City officials haven't proposed any plans to reduce the number of deer in town, but they do want to have a better understanding of what many residents think is a growing problem.

Last week, volunteers took a census. With most results in, they found 186 deer and figure they overlooked some that were bedded down or hidden in backyards.

The count will serve as a baseline for future censuses. The organizer, Southern Oregon University biology Professor Michael Parker, hopes to raise $6,000 in grants and contributions for an aerial survey this winter.
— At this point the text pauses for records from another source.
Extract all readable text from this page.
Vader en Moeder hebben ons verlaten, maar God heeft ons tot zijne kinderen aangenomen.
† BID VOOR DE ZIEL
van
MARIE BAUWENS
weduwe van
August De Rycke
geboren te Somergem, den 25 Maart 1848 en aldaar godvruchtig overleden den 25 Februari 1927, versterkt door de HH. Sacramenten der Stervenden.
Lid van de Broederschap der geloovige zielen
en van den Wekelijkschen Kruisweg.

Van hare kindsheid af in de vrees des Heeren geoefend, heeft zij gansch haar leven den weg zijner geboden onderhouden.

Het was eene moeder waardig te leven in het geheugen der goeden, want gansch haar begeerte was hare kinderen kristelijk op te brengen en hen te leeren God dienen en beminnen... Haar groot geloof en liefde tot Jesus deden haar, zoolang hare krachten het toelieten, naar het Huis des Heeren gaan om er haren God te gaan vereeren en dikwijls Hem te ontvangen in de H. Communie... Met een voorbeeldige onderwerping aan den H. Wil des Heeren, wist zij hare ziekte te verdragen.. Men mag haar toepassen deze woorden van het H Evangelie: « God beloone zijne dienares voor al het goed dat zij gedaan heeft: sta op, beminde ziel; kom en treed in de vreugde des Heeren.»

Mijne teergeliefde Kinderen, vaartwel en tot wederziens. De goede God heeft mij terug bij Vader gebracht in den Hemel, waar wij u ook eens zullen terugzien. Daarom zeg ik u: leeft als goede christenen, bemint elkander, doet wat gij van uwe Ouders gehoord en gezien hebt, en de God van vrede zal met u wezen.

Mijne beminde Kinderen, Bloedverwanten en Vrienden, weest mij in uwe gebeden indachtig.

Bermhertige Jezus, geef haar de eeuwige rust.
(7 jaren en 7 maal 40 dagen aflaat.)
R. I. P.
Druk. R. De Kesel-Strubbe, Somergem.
The counters were out at daybreak and got a glimpse of what makes Ashland attractive to deer: Homes had secluded backyards with lush vegetation, while scattered empty lots beckoned with grass and bushes. Houses on appropriately named Woodland Drive backed onto madrone-filled woods that provide shelter and cover.

"I've given up on any sort of gardening. They're a nuisance," said Marian Crumme, who lives near a park that's popular with does and fawns and volunteered as one of about two dozen deer census-takers.

Another counter, Southern Oregon junior Todd Granum, president of the university's biology club, said quite a few deer live on campus near student dorms.

"They don't bother us," he said, although he noted there were reports that a deer had jumped through a ground-level dorm window.

Later he passed a spot where he used to startle a young buck living by SOU's Cedar Hall.

"He'd scare me as much as I'd scare him," Granum said.